Apesar do nevoeiro, da chuva e do imenso frio que se fazia sentir, a antiga tradição popular do «julgamento e morte do galo» voltou a animar a noite de carnaval da Guarda, em 15 de Fevereiro, atraindo às ruas da cidade milhares de pessoas.

Agostinho da Silva fez o papel de «juiz» e presidiu à audiência realizada na Praça Velha para julgar o galaró na sequência da acusação, que o considerava culpado pelas intrigas e desavenças que tiveram lugar durante o ano.

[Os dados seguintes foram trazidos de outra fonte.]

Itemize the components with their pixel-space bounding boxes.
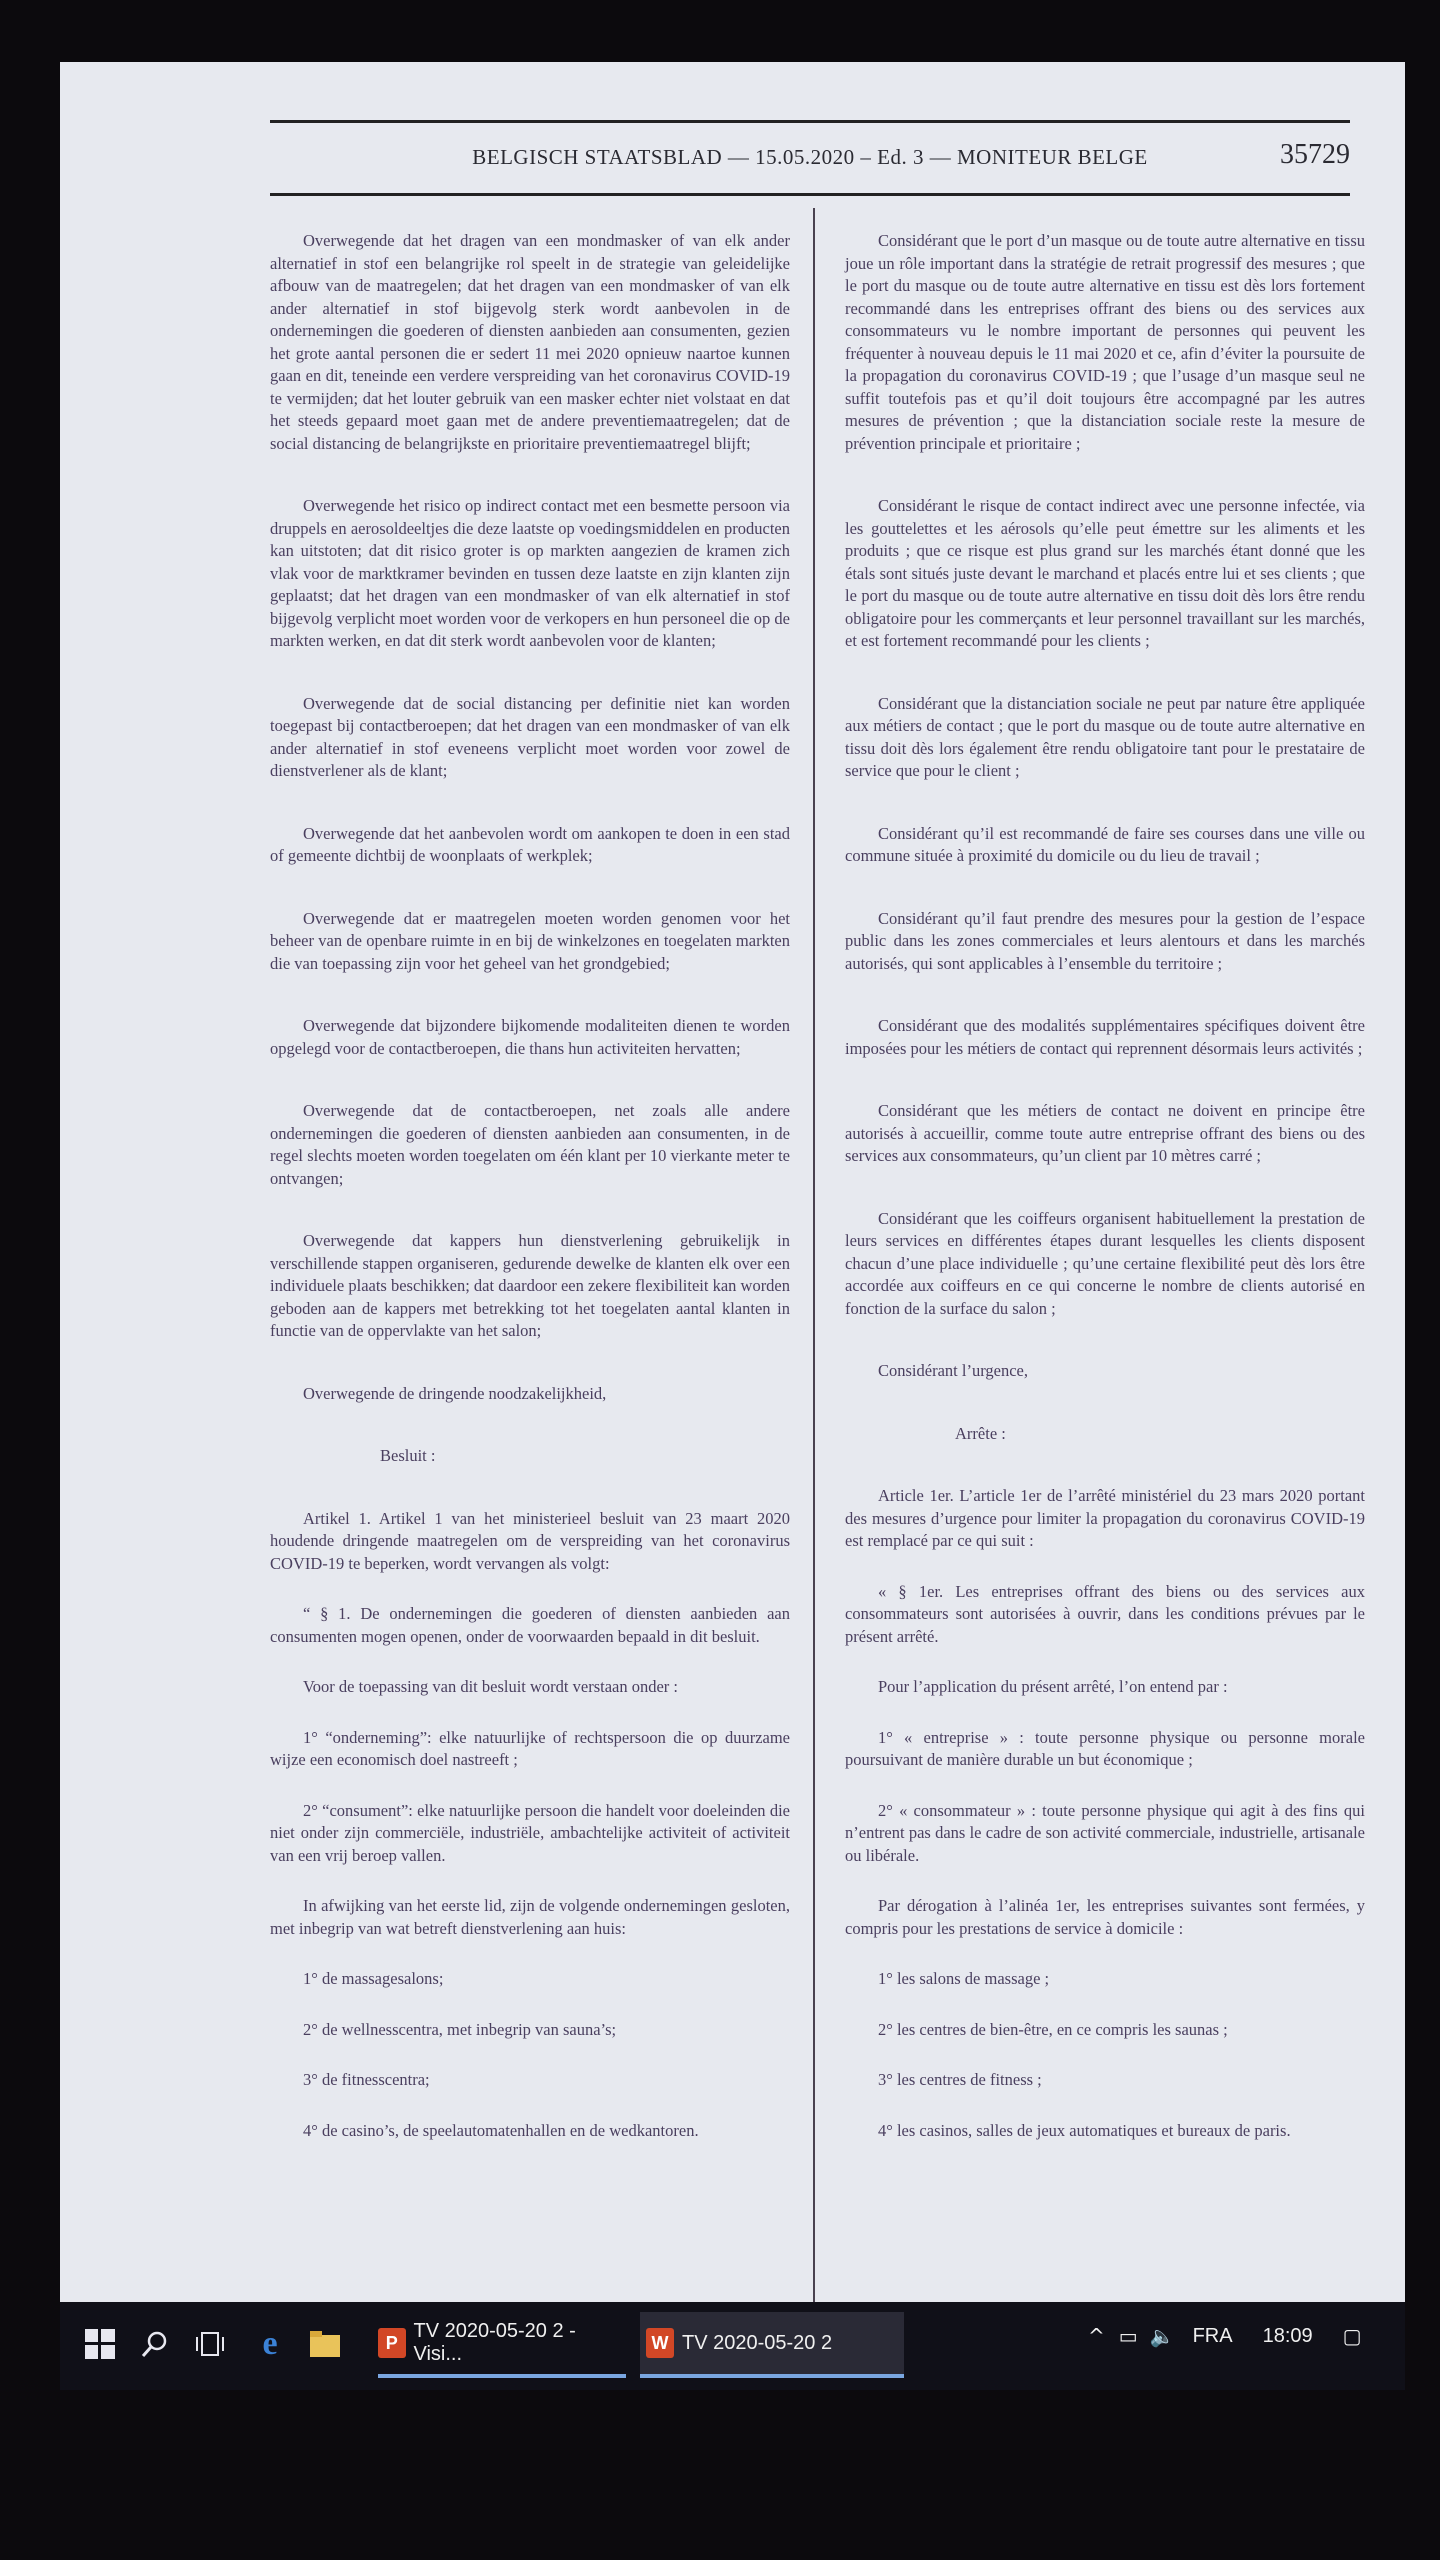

O texto da representação foi da autoria de Norberto Gonçalves, e, para além do juiz Agostinho da Silva, houve também um polícia bonacheirão (interpretado pelo actor Rui Nuno), a advogada de acusação Carolina Beatriz Ângelo (interpretada por Cristina Fernandes), o advogado de defesa Rui de Pina (interpretado por Carlos Lopes), a mulher do povo (interpretada por Isabel Monteiro) e o homem trauliteiro (interpretado por Albino Bárbara).
Nas ruas e passeios havia neve e o vento puxava bátegas gélidas que fustigavam os rostos. A humidade avariou o sistema de luzes e os ecrãs gigantes que a organização, coordenada por Américo Rodrigues, montara na Praça Velha. Mesmo assim a população saiu à rua, desafiando o frio para assistir ao espectáculo baseado numa tradição ancestral.

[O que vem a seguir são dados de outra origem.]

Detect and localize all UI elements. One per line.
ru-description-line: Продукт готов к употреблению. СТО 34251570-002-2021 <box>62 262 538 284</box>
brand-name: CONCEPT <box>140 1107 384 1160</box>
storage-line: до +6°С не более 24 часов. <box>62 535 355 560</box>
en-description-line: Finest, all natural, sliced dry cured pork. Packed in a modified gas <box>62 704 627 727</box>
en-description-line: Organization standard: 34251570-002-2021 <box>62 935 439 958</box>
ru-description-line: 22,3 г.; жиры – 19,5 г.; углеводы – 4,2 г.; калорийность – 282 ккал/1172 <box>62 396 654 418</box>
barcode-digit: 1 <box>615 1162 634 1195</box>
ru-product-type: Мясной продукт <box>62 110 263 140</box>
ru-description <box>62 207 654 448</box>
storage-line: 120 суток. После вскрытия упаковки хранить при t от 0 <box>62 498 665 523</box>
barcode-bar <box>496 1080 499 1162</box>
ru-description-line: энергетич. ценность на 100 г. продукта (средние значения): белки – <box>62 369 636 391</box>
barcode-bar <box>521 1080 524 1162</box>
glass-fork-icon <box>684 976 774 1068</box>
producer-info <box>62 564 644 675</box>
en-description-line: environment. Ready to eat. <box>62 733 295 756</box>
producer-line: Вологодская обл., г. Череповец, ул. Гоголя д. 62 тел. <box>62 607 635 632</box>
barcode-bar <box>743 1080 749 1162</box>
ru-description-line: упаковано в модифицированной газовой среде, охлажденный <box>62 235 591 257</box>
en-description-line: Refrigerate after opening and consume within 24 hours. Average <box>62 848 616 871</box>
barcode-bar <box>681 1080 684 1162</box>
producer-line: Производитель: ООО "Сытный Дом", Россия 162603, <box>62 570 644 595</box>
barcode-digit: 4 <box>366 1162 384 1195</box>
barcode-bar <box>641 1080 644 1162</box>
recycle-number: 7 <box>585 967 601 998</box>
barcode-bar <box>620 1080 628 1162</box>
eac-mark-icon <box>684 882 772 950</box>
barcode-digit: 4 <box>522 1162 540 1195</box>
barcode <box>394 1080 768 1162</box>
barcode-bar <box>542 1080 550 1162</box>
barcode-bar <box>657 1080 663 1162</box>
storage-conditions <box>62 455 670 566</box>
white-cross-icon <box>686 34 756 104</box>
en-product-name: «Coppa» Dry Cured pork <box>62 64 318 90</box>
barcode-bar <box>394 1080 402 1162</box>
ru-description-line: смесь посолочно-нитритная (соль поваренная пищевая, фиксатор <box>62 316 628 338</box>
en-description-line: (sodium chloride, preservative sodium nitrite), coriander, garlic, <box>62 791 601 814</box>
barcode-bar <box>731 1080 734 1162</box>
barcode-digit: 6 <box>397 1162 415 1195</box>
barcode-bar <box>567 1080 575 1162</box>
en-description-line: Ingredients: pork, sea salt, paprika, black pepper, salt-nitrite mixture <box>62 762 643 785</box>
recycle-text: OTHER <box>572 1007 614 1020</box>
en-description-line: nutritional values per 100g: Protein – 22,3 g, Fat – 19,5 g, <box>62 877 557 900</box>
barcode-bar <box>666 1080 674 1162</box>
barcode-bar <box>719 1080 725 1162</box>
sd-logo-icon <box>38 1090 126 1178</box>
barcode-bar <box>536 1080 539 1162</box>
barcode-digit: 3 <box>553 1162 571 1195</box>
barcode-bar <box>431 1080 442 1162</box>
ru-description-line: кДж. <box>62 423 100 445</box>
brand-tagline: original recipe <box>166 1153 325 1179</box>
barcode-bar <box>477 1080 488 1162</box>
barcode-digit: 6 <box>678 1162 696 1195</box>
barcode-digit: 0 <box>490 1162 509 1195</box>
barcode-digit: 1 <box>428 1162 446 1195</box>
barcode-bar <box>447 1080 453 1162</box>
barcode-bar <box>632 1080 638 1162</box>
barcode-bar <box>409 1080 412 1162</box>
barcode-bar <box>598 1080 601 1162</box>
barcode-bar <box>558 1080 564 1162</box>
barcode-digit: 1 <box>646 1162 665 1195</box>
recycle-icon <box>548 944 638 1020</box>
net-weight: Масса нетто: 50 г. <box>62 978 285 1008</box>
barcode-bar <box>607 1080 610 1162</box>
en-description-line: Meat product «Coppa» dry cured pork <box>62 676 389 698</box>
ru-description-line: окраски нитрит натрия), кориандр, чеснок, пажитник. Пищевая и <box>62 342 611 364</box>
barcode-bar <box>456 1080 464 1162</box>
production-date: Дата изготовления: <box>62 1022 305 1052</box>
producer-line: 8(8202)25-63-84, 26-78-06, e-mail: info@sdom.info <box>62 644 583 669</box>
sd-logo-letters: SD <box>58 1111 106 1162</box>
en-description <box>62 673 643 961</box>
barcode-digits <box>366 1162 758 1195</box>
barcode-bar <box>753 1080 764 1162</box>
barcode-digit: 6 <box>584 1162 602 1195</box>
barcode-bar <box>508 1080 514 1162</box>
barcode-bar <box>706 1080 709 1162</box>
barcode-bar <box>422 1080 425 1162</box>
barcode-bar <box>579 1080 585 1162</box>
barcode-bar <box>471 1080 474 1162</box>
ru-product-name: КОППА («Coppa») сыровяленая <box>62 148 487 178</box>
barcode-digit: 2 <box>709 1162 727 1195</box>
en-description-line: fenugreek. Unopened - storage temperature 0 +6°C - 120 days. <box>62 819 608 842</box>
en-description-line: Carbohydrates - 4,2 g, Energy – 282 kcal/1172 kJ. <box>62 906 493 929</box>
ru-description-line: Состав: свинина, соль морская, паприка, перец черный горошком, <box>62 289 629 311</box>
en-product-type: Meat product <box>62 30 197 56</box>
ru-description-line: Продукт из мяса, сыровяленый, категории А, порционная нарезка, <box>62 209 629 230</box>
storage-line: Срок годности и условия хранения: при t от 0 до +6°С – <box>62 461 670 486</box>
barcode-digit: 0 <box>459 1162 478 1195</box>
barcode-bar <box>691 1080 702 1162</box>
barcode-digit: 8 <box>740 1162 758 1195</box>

Face às condições adversas, o espectáculo esteve para ser cancelado. Porém, em respeito para com a população que acudiu à cidade, o desfile e a representação teatral foram por diante conforme o previsto, utilizando-se porém apenas uma parte dos recursos que estavam disponíveis.
Mais de cinco mil pessoas assistiram ao desfile dos foliões desde a Alameda de Santo André até à Praça Velha. Cerca de 400 pessoas, entre técnicos, representantes de colectividades, músicos, actores e grupos convidados, deram forma ao espectáculo que animou a noite fria e chuvosa, fazendo com que ninguém arredasse o pé.

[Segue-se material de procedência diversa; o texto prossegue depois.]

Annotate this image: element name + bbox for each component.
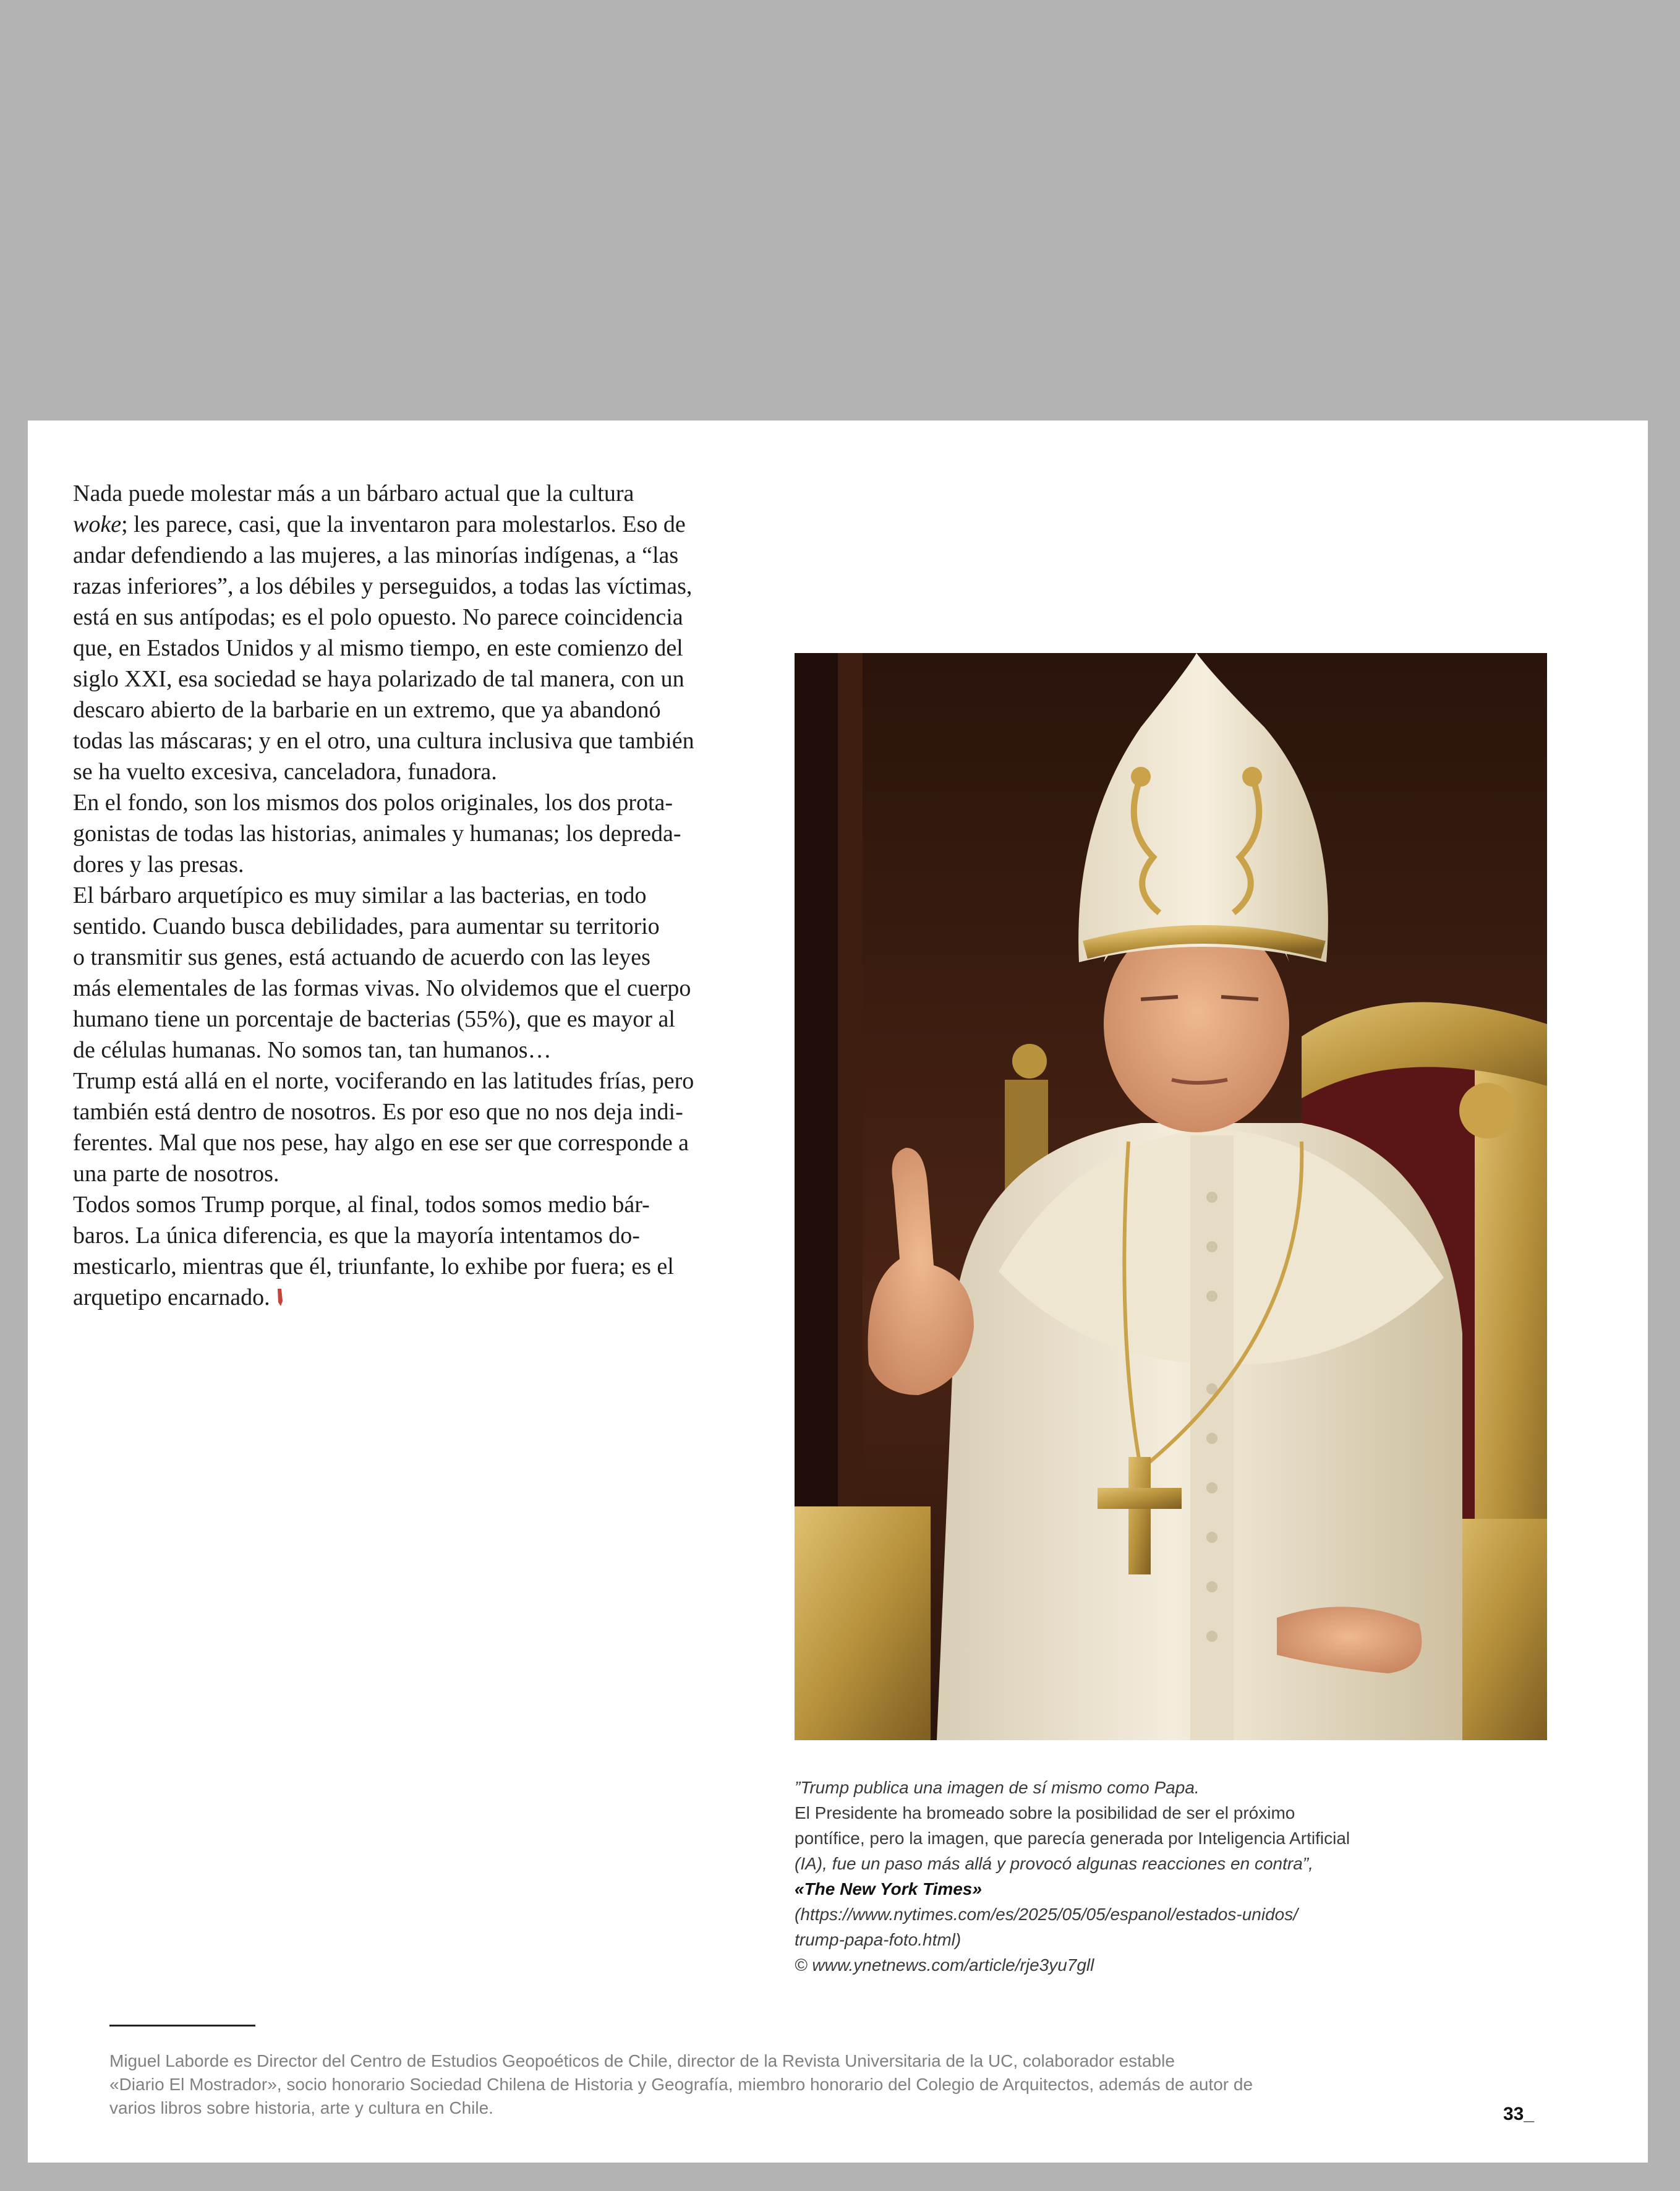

O longo cortejo dirigiu-se à Praça Velha, onde se deu o julgamento, com defesa e acusação esgrimindo argumentos, numa autêntica sátira à vida social da cidade, o que arrancou sorrisos e gargalhadas à assistência. No final sucedeu o que todos esperavam: Agostinho da Silva, o juiz, considerou o galo culpado e condenou-o a morrer na fogueira. Concedeu-lhe porém um último desejo, e o condenado quis ver o Anjo da Guarda. Então uma figura em forma de anjo «esvoaçou» pela praça. Só após o cumprimento deste curioso desejo, o galo foi queimado, para gáudio de todos, que agora esperam que este sacrifício lhes traga um ano feliz.
Findo o espectáculo, a Culturguarda e a Câmara Municipal da Guarda, ofereceram canja de galo e vinho para todos.